Short RNAs acting as miRNAs/siRNAs enriched at SGs. (a) HeLa cells electroporated with 0.83 μM quenched TAMRA siCXCR4 together with different luciferase constructs containing either no binding site for siCXCR4 (no target), one perfect binding site (siRNA target), or six bulged binding sites (miRNA target) were fixed after 56 h and immunolabeled with PB marker Dcp1a. siCXCR4 did not colocalize with PBs (Left, arrows) and there was no enrichment of intensity observed at PBs relative to the cytoplasm (i.e., relatively intensity = 1; Right, blue). As a control, a similarly quenched TAMRA-labeled DNA/RNA hybrid was used to measure the degree of nonspecific nucleic acid binding (red). Note that the siCXCR4 still targets endogenous genes even though the cotransfected Renilla luciferase has no CXCR4 binding site (no target). (b) Similarly, the localization of siCXCR4 was compared with PB marker Dcp1a (arrows) and SG marker TIA1 upon addition of 1 μM hippuristanol (HIPP) for 30 min. In this case, siCXCR4 colocalized with SGs (arrowheads), but not with PBs, when translation initiation was inhibited (Left), as shown by the significant enrichment of the intensities at SGs compared with the cytoplasm (Right; two-tailed t test, P ≪ 0.0001). (Scale bars, 5 μm.)

Fig. 4.

The localization of Ago2 at SGs, but not at PBs, depends on the presence of short RNAs. (a) Dicer+/+ (Upper) and Dicer−/− (Lower) cells transiently transfected with EGFP-Ago2 were fixed after 24 h and immunolabeled with PB marker Dcp1a.
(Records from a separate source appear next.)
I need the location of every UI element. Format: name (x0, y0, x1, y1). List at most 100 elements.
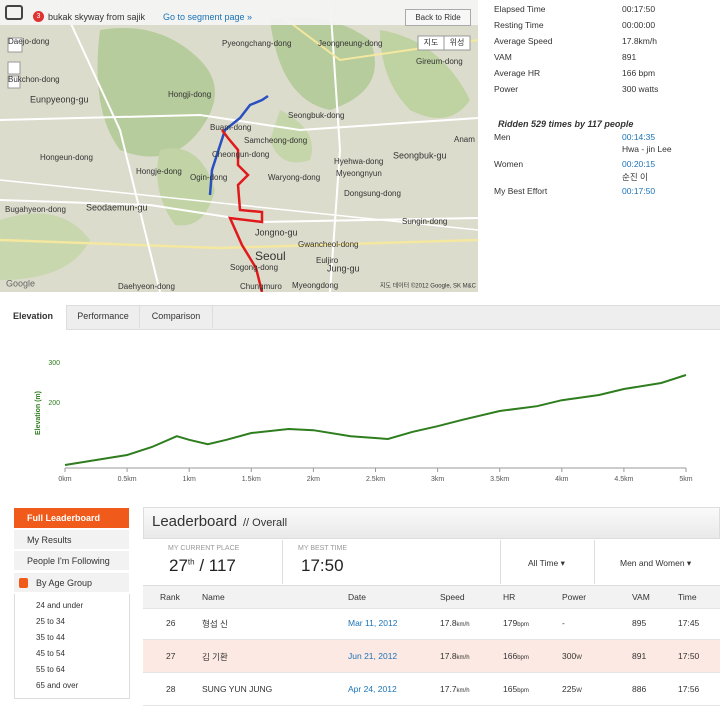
x-tick-label: 4km (555, 476, 568, 483)
rank: 27 (166, 651, 176, 661)
map-label: Daejo-dong (8, 37, 49, 46)
y-axis-label: Elevation (m) (35, 391, 42, 435)
column-header: Power (562, 592, 587, 602)
heart-rate: 179bpm (503, 618, 529, 628)
x-tick-label: 0km (58, 476, 71, 483)
athlete-name: 형섭 신 (202, 619, 228, 629)
place: 27th / 117 (169, 556, 236, 576)
table-row: 26 형섭 신 Mar 11, 2012 17.8km/h 179bpm - 895 17:4… (143, 607, 720, 640)
tab[interactable]: Elevation (0, 305, 67, 330)
map-label: Ogin-dong (190, 173, 227, 182)
stat-value: 166 bpm (622, 68, 656, 78)
menu-item[interactable]: People I'm Following (14, 551, 129, 571)
stat-label: Power (494, 84, 519, 94)
x-tick-label: 4.5km (614, 476, 633, 483)
elevation-chart: 0km 0.5km 1km 1.5km 2km 2.5km 3km 3.5km 4km 4.5km… (35, 360, 693, 483)
time: 17:50 (678, 651, 700, 661)
time: 17:56 (678, 684, 700, 694)
vam: 891 (632, 651, 647, 661)
place-label: MY CURRENT PLACE (168, 545, 240, 552)
filter-time[interactable]: All Time ▾ (528, 558, 565, 568)
column-header: VAM (632, 592, 650, 602)
elevation-line (64, 374, 687, 466)
rank: 28 (166, 684, 176, 694)
record-label: My Best Effort (494, 186, 548, 196)
record-time[interactable]: 00:17:50 (622, 186, 656, 196)
x-tick-label: 5km (679, 476, 692, 483)
tab[interactable]: Comparison (140, 305, 213, 328)
record-label: Women (494, 159, 524, 169)
ridden-count: Ridden 529 times by 117 people (498, 119, 634, 129)
y-tick-label: 200 (48, 400, 60, 407)
filter-gender[interactable]: Men and Women ▾ (620, 558, 692, 568)
place-number: 27 (169, 556, 188, 575)
date[interactable]: Mar 11, 2012 (348, 618, 398, 628)
vam: 895 (632, 618, 647, 628)
age-group[interactable]: 25 to 34 (36, 617, 65, 626)
stat-label: VAM (494, 52, 512, 62)
age-list (14, 594, 130, 699)
map-label: Myeongdong (292, 281, 338, 290)
power: - (562, 618, 565, 628)
map-label: Dongsung-dong (344, 189, 401, 198)
date[interactable]: Apr 24, 2012 (348, 684, 397, 694)
stat-label: Average HR (494, 68, 541, 78)
map-label: Bukchon-dong (8, 75, 60, 84)
segment-link[interactable]: Go to segment page » (163, 12, 253, 22)
rank: 26 (166, 618, 176, 628)
map-logo: Google (6, 278, 35, 288)
map-label: Seodaemun-gu (86, 202, 148, 212)
stat-label: Resting Time (494, 20, 544, 30)
speed-unit: km/h (456, 688, 470, 694)
stat-value: 00:17:50 (622, 4, 656, 14)
column-header: Name (202, 592, 225, 602)
map-label: Hongji-dong (168, 90, 211, 99)
map-type-button[interactable]: 지도 (424, 38, 439, 47)
tab-bar (0, 305, 720, 330)
tab[interactable]: Performance (67, 305, 140, 328)
leaderboard-subtitle: // Overall (243, 517, 288, 529)
x-tick-label: 0.5km (118, 476, 137, 483)
column-header: HR (503, 592, 516, 602)
map-label: Anam (454, 135, 475, 144)
map-label: Cheongun-dong (212, 150, 269, 159)
heart-rate-unit: bpm (517, 688, 529, 694)
map-label: Hyehwa-dong (334, 157, 383, 166)
record-label: Men (494, 132, 511, 142)
best-time: 17:50 (301, 556, 344, 575)
column-header: Time (678, 592, 697, 602)
stat-value: 300 watts (622, 84, 659, 94)
stat-value: 17.8km/h (622, 36, 657, 46)
column-header: Date (348, 592, 366, 602)
athlete-name: 김 기환 (202, 652, 228, 662)
map-label: Jeongneung-dong (318, 39, 383, 48)
stat-label: Average Speed (494, 36, 553, 46)
date[interactable]: Jun 21, 2012 (348, 651, 398, 661)
heart-rate-unit: bpm (517, 622, 529, 628)
map-label: Jongno-gu (255, 227, 298, 237)
menu-item[interactable]: Full Leaderboard (14, 508, 129, 529)
menu-item[interactable]: By Age Group (14, 573, 129, 593)
x-tick-label: 1km (183, 476, 196, 483)
column-header: Speed (440, 592, 465, 602)
vam: 886 (632, 684, 647, 694)
map-label: Bugahyeon-dong (5, 205, 66, 214)
column-header: Rank (160, 592, 180, 602)
stat-value: 00:00:00 (622, 20, 656, 30)
age-group[interactable]: 45 to 54 (36, 649, 65, 658)
map-label: Sogong-dong (230, 263, 278, 272)
badge: 3 (33, 11, 44, 22)
age-group[interactable]: 55 to 64 (36, 665, 65, 674)
divider (500, 540, 501, 584)
age-group[interactable]: 24 and under (36, 601, 84, 610)
age-group[interactable]: 65 and over (36, 681, 79, 690)
record-time[interactable]: 00:20:15 (622, 159, 656, 169)
age-group[interactable]: 35 to 44 (36, 633, 65, 642)
menu-item[interactable]: My Results (14, 530, 129, 550)
map-label: Euljiro (316, 256, 339, 265)
stat-value: 891 (622, 52, 637, 62)
record-time[interactable]: 00:14:35 (622, 132, 656, 142)
map[interactable]: Daejo-dong Pyeongchang-dong Jeongneung-don… (0, 0, 478, 292)
back-button[interactable]: Back to Ride (405, 9, 471, 26)
map-label: Jung-gu (327, 263, 360, 273)
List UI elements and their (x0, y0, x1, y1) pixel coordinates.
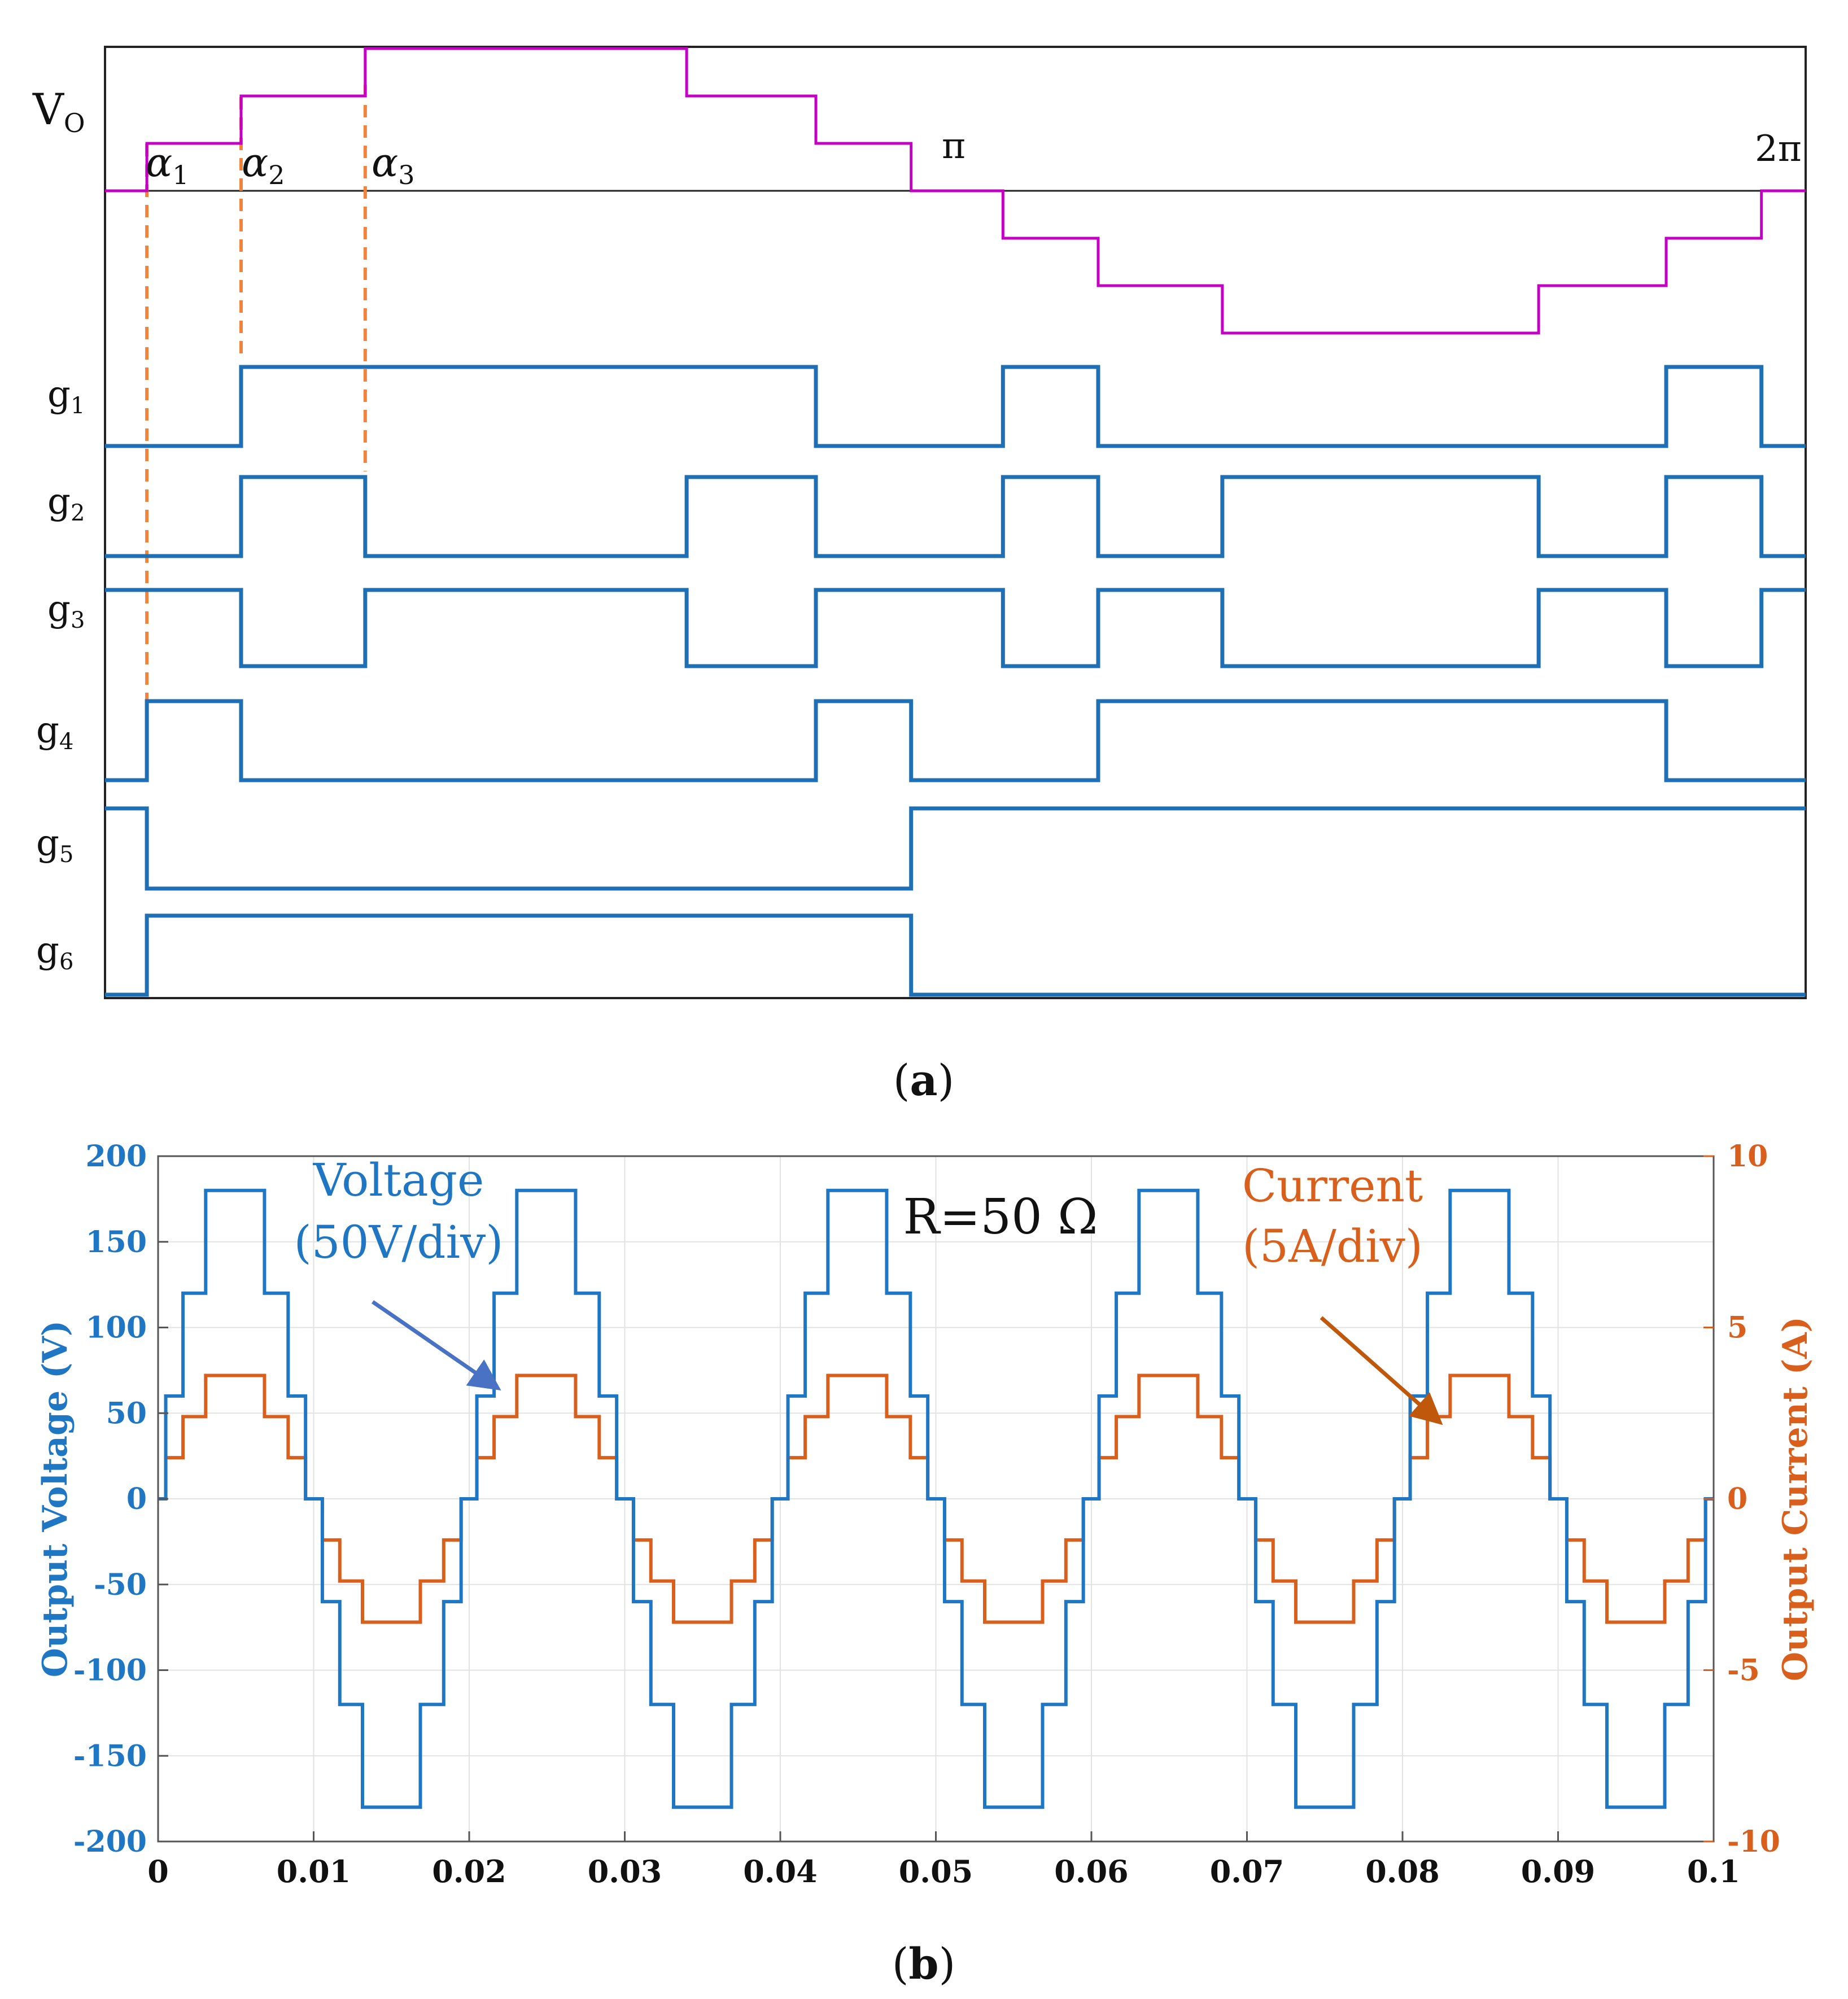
g3-label: g3 (47, 588, 85, 633)
x-tick-label: 0.05 (899, 1853, 973, 1889)
x-tick-label: 0.06 (1054, 1853, 1129, 1889)
x-tick-label: 0.07 (1210, 1853, 1285, 1889)
gate-g6-waveform (105, 913, 1806, 997)
alpha2-label: α2 (242, 139, 285, 190)
y-left-tick-label: 150 (85, 1225, 147, 1259)
voltage-annotation-line1: Voltage (313, 1154, 484, 1206)
figure-a-frame (104, 46, 1807, 999)
x-tick-label: 0.08 (1365, 1853, 1440, 1889)
y-right-tick-label: -5 (1727, 1654, 1760, 1688)
load-annotation: R=50 Ω (903, 1189, 1098, 1245)
gate-g2-waveform (105, 475, 1806, 558)
voltage-annotation-arrow (372, 1300, 501, 1390)
g1-label: g1 (47, 374, 85, 419)
vo-label: VO (32, 84, 85, 138)
output-voltage-line (158, 1188, 1714, 1809)
x-tick-label: 0.1 (1687, 1853, 1740, 1889)
g4-label: g4 (36, 710, 73, 755)
x-tick-label: 0.04 (743, 1853, 818, 1889)
gate-g4-waveform (105, 699, 1806, 782)
pi-label: π (942, 125, 965, 167)
caption-a: (a) (893, 1055, 955, 1105)
gate-g3-waveform (105, 588, 1806, 668)
y-right-tick-label: 0 (1727, 1482, 1747, 1516)
gate-g1-waveform (105, 365, 1806, 448)
y-left-tick-label: 100 (85, 1311, 147, 1345)
y-right-tick-label: 5 (1727, 1311, 1747, 1345)
gate-waveforms (105, 365, 1806, 997)
g5-label: g5 (36, 823, 73, 868)
gate-g5-waveform (105, 806, 1806, 891)
axis-ticks: 0 0.01 0.02 0.03 0.04 0.05 0.06 0.07 0.08 0.09 0.1… (73, 1139, 1780, 1889)
alpha1-label: α1 (146, 139, 189, 190)
y-axis-right-title: Output Current (A) (1776, 1316, 1815, 1681)
y-left-tick-label: 200 (85, 1139, 147, 1174)
x-tick-label: 0.09 (1521, 1853, 1596, 1889)
y-left-tick-label: 50 (106, 1396, 147, 1431)
x-tick-label: 0.02 (432, 1853, 506, 1889)
voltage-annotation-line2: (50V/div) (294, 1216, 504, 1268)
x-tick-label: 0.03 (588, 1853, 662, 1889)
y-left-tick-label: -50 (94, 1568, 147, 1602)
g6-label: g6 (36, 930, 73, 975)
y-left-tick-label: -100 (73, 1654, 147, 1688)
two-pi-label: 2π (1755, 128, 1802, 170)
y-right-tick-label: 10 (1727, 1139, 1768, 1174)
y-left-tick-label: -150 (73, 1739, 147, 1773)
g2-label: g2 (47, 481, 85, 526)
current-annotation-line2: (5A/div) (1242, 1220, 1423, 1272)
figure-a-switching-diagram: VO α1 α2 α3 π 2π g1 g2 g3 g4 g5 g6 (32, 46, 1807, 999)
y-right-tick-label: -10 (1727, 1825, 1780, 1859)
figure-b-output-chart: 0 0.01 0.02 0.03 0.04 0.05 0.06 0.07 0.08 0.09 0.1… (36, 1139, 1815, 1889)
series-output-voltage (158, 1188, 1714, 1809)
x-tick-label: 0 (147, 1853, 169, 1889)
caption-b: (b) (892, 1939, 955, 1989)
current-annotation-line1: Current (1242, 1160, 1423, 1212)
current-annotation-arrow (1320, 1316, 1443, 1425)
y-left-tick-label: 0 (126, 1482, 147, 1516)
y-axis-left-title: Output Voltage (V) (36, 1320, 75, 1678)
alpha3-label: α3 (372, 139, 415, 190)
x-tick-label: 0.01 (277, 1853, 351, 1889)
y-left-tick-label: -200 (73, 1825, 147, 1859)
vo-waveform (105, 47, 1806, 335)
vo-staircase-line (105, 47, 1806, 335)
In both cases, EGFP-Ago2 colocalized with PBs (arrows). (b) Upon addition of 1 μM hippuristanol (HIPP), transiently expressed EGFP-Ago2 still colocalized with PB marker Dcp1a in both Dicer+/+ (Top, arrows) and Dicer−/− (Middle and Bottom) cells. However, EGFP-Ago2 no longer colocalized with SG marker TIA1 (arrowheads) in Dicer−/− cells. Cotransfection of 100 nM of miRNA let7a in the form of siRNA duplex resulted in the localization of EGFP-Ago2 at SGs in Dicer−/− cells (Bottom). (c) The intensities of EGFP-Ago2 at SGs were compared with the cytoplasm in each case, and a histogram was plotted with the percentage of SGs as the y axis, for each relative intensity with an interval of 0.05 difference on the x axis. Correlated with the image data in b, the intensities of EGFP-Ago2 at SGs relative to the cytoplasm were centered at ≈1.0 in Dicer−/− cells, suggesting that there is no enrichment of EGFP-Ago2 at SGs in the absence of short RNAs. (Scale bars, 5 μm.)